Yes, you're running into the same readlink problem that many of us are experiencing right now. Here's a gem5 email list thread on the subject: https://www.mail-archive.com/gem5...@gem5.org/msg16660.html, and there is another one that hasn't been indexed by The Mail Archive yet (you can see it on the gem5-users email list if you're subscribed to it).

One thing that you can try is to specify the full path to your benchmark binary in the gem5 command line (I'm not yet sure if that will work). Note that unfortunately, if you change the benchmark path, it is likely that your simulation results will change due to the way readlink will then read your binary's path.

Keep me posted if the full path route works or not. Thanks!

Joel

Tuan Ta

unread,

Sep 11, 2015, 1:23:42 PM9/11/15

to gem5-gpu Developers List, taquang...@gmail.com

Hi Joel,

Thank you for your response!

Full binary's path works, but how will changing from relative to full path change the simulation results?
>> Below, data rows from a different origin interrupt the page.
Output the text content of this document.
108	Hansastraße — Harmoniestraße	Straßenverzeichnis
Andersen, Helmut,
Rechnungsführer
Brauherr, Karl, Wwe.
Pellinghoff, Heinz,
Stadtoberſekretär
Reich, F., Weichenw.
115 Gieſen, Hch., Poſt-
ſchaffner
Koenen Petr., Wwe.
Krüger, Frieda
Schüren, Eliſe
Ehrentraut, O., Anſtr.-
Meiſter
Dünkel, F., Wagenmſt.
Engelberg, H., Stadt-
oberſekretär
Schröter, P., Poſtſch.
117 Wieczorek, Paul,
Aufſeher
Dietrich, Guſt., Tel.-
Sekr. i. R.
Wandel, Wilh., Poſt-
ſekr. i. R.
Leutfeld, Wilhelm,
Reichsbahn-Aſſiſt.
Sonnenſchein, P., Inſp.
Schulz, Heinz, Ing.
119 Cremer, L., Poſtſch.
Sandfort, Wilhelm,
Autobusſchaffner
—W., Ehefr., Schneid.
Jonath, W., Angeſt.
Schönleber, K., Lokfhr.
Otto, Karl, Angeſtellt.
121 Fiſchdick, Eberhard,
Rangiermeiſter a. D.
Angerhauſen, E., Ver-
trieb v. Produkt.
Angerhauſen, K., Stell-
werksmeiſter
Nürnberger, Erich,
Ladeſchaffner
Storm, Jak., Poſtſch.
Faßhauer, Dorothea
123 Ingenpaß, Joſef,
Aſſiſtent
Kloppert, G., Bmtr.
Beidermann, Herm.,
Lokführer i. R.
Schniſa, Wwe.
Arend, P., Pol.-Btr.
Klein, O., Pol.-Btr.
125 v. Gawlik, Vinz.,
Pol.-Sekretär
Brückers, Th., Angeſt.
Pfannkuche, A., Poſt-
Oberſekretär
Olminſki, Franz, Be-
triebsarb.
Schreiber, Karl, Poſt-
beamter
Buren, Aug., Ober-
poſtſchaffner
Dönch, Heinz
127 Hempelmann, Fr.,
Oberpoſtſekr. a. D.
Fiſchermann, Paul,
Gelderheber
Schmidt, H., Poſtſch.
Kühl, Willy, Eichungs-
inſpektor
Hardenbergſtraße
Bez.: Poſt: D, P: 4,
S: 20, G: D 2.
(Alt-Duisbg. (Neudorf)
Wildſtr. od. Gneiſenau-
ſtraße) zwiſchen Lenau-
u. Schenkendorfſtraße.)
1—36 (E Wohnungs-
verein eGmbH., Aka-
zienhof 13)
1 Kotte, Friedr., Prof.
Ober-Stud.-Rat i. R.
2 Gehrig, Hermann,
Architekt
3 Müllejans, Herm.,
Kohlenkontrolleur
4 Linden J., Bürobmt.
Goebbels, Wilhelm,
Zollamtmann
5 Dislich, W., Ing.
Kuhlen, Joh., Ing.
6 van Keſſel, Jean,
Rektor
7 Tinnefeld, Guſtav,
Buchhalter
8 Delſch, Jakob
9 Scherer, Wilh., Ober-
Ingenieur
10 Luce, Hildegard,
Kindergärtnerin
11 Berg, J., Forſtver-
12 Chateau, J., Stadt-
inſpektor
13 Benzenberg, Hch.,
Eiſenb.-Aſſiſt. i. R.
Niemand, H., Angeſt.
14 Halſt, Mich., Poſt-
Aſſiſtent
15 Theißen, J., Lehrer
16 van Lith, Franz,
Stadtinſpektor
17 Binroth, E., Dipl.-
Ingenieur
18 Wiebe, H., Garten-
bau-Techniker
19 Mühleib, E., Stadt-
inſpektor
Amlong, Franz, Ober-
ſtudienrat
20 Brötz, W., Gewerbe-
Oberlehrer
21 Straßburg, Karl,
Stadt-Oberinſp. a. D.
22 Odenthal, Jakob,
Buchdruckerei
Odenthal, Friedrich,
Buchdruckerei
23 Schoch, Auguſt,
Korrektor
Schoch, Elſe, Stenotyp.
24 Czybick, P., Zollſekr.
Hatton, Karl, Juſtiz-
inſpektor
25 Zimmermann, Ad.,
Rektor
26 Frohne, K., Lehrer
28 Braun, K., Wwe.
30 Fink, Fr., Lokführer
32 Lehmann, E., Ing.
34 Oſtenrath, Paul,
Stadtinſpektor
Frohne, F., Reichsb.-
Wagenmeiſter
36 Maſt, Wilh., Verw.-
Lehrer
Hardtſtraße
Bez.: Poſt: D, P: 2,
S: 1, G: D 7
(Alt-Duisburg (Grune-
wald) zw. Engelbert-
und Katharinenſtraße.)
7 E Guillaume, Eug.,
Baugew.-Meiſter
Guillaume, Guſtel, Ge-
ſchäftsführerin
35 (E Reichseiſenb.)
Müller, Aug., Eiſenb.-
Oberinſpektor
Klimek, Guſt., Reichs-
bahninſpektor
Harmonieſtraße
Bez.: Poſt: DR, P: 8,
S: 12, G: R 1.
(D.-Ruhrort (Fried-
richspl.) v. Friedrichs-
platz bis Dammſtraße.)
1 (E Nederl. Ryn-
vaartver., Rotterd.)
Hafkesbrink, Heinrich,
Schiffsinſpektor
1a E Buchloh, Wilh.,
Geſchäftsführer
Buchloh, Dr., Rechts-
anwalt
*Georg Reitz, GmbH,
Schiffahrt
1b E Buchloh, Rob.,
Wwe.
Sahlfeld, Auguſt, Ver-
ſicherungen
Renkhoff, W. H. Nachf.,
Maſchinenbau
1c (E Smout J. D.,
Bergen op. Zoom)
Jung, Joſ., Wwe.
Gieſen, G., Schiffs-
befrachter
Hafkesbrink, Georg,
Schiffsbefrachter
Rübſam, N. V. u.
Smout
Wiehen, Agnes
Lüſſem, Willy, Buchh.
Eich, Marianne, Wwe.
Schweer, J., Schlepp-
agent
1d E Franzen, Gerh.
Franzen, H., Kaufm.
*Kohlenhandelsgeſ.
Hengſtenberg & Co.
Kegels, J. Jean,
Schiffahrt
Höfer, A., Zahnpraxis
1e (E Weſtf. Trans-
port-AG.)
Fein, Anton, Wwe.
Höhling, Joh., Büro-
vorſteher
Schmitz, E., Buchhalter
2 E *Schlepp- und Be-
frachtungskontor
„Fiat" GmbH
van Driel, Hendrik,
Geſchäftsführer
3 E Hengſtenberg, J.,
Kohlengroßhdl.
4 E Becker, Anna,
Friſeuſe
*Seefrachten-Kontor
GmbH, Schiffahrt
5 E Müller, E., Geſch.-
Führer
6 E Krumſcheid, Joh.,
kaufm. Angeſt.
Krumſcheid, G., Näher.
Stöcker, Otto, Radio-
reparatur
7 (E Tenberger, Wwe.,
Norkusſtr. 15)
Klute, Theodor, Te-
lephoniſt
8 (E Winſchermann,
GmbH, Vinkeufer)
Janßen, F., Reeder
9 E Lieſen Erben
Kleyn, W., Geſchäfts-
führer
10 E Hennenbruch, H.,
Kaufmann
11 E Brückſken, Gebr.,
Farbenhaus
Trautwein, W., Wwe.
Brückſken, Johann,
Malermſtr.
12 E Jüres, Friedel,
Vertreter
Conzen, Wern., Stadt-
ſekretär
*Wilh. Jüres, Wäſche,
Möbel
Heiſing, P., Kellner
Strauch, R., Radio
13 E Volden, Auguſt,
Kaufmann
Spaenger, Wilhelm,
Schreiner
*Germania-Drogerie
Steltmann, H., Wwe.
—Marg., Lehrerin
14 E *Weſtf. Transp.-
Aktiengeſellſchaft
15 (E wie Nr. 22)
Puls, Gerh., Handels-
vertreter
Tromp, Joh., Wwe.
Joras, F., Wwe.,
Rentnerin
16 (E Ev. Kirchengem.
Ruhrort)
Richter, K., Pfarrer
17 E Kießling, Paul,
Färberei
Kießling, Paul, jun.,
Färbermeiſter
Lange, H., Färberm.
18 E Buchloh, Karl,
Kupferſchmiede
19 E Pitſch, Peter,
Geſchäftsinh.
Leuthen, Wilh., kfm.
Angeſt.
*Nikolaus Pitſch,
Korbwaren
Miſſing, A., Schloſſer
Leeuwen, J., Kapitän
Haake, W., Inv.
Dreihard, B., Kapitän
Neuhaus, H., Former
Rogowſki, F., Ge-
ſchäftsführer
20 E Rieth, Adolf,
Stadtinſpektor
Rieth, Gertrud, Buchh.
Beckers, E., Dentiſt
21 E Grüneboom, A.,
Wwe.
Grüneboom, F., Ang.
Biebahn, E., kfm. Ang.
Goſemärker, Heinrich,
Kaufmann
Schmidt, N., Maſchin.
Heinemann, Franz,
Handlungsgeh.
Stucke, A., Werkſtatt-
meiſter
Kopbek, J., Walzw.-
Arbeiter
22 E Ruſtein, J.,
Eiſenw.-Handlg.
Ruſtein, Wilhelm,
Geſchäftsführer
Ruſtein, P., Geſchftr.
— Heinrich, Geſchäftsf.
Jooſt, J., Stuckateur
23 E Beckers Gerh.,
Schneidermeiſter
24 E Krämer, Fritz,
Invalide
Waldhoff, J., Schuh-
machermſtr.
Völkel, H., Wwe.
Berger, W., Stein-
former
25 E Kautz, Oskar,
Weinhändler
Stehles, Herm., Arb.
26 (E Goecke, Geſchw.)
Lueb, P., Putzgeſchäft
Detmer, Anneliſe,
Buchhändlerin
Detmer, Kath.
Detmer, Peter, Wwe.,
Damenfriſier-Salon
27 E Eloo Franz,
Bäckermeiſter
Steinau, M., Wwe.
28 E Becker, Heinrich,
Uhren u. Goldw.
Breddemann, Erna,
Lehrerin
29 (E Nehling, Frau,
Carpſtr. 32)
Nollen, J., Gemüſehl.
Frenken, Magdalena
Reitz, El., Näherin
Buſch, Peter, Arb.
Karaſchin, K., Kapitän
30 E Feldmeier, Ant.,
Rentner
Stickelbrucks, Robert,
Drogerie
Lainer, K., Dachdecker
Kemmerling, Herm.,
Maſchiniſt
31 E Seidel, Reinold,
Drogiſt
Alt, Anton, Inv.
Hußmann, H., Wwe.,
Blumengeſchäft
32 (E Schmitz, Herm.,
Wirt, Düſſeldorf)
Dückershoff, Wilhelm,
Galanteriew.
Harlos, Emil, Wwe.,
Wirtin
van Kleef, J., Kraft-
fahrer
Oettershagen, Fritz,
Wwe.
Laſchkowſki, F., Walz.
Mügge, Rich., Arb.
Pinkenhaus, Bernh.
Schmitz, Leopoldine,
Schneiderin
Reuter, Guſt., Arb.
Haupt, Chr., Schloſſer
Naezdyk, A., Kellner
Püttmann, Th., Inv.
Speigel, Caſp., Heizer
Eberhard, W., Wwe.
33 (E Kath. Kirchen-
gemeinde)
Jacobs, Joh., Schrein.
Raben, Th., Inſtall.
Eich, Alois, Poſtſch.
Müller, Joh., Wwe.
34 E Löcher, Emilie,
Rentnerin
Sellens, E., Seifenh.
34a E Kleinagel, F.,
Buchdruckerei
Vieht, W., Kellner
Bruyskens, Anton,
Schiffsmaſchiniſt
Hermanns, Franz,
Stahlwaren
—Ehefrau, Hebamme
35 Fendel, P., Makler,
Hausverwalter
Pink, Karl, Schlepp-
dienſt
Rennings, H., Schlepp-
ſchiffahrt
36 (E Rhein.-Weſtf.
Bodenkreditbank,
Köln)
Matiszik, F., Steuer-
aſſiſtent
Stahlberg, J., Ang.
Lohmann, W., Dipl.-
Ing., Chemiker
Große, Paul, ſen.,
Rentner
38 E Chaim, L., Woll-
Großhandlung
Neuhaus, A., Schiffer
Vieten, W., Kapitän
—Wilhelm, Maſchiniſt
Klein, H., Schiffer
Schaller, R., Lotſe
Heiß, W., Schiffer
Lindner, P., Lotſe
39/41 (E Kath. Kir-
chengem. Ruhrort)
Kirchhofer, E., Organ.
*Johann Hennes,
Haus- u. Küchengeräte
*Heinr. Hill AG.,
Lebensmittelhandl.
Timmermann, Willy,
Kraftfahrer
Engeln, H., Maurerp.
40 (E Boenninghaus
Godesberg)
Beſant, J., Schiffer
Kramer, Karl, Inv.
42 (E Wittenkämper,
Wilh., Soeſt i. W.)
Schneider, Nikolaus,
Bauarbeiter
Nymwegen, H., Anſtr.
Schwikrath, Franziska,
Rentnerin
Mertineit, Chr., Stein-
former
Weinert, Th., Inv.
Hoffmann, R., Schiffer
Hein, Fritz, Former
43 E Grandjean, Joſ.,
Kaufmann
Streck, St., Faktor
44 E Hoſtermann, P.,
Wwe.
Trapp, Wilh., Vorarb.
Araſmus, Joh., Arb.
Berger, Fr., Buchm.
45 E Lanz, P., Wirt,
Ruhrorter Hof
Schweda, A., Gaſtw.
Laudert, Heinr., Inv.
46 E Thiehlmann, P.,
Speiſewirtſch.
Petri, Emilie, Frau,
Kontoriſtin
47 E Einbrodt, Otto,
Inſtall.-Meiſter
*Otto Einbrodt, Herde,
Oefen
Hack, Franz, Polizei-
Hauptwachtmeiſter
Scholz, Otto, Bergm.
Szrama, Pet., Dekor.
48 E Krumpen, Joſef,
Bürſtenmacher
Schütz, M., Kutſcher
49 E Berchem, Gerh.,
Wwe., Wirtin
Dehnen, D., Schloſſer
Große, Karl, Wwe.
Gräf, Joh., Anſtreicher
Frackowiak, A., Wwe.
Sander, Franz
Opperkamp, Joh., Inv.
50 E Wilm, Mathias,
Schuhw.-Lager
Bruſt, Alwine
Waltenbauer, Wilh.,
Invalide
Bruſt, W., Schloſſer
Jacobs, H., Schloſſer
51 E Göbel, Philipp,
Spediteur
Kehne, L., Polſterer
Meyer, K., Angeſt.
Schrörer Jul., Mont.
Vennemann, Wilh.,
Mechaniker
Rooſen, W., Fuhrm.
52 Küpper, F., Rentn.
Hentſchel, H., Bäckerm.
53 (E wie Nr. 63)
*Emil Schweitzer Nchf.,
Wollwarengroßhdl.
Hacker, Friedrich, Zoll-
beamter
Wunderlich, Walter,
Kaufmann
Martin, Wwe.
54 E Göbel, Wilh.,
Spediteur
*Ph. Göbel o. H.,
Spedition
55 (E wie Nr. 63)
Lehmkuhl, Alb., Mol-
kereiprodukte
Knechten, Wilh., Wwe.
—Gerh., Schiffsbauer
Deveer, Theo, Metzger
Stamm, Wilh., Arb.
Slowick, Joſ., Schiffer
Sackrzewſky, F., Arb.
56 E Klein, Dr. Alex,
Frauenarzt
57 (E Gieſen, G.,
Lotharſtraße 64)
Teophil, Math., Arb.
Incorrect benchmark's or simulator's output?

Thanks,

Tuan Ta

Joel Hestness

unread,

Sep 11, 2015, 2:10:05 PM9/11/15

to Tuan Ta, gem5-gpu Developers List

Hi Tuan,

Full binary's path works,

Cool. This is good to know. Thanks!

but how will changing from relative to full path change the simulation results? Incorrect benchmark's or simulator's output?

Actually, if you change the full path of the benchmark (e.g. rename a directory or move the binary on the host), your simulation results may end up changing. Basically, the new implementation of readlink reads file paths from the host system, so the simulated system will now process the host system's path to the binary. If the host path changes (especially path length), the amount of processing that the simulated system does to handle the path is likely to change even if you don't change the binary itself. This causes apparent non-determinism in the simulator.

This problem is a result of poor separation between host and simulated system, and I'm not a fan. Hopefully we'll be able to come up with a more robust solution.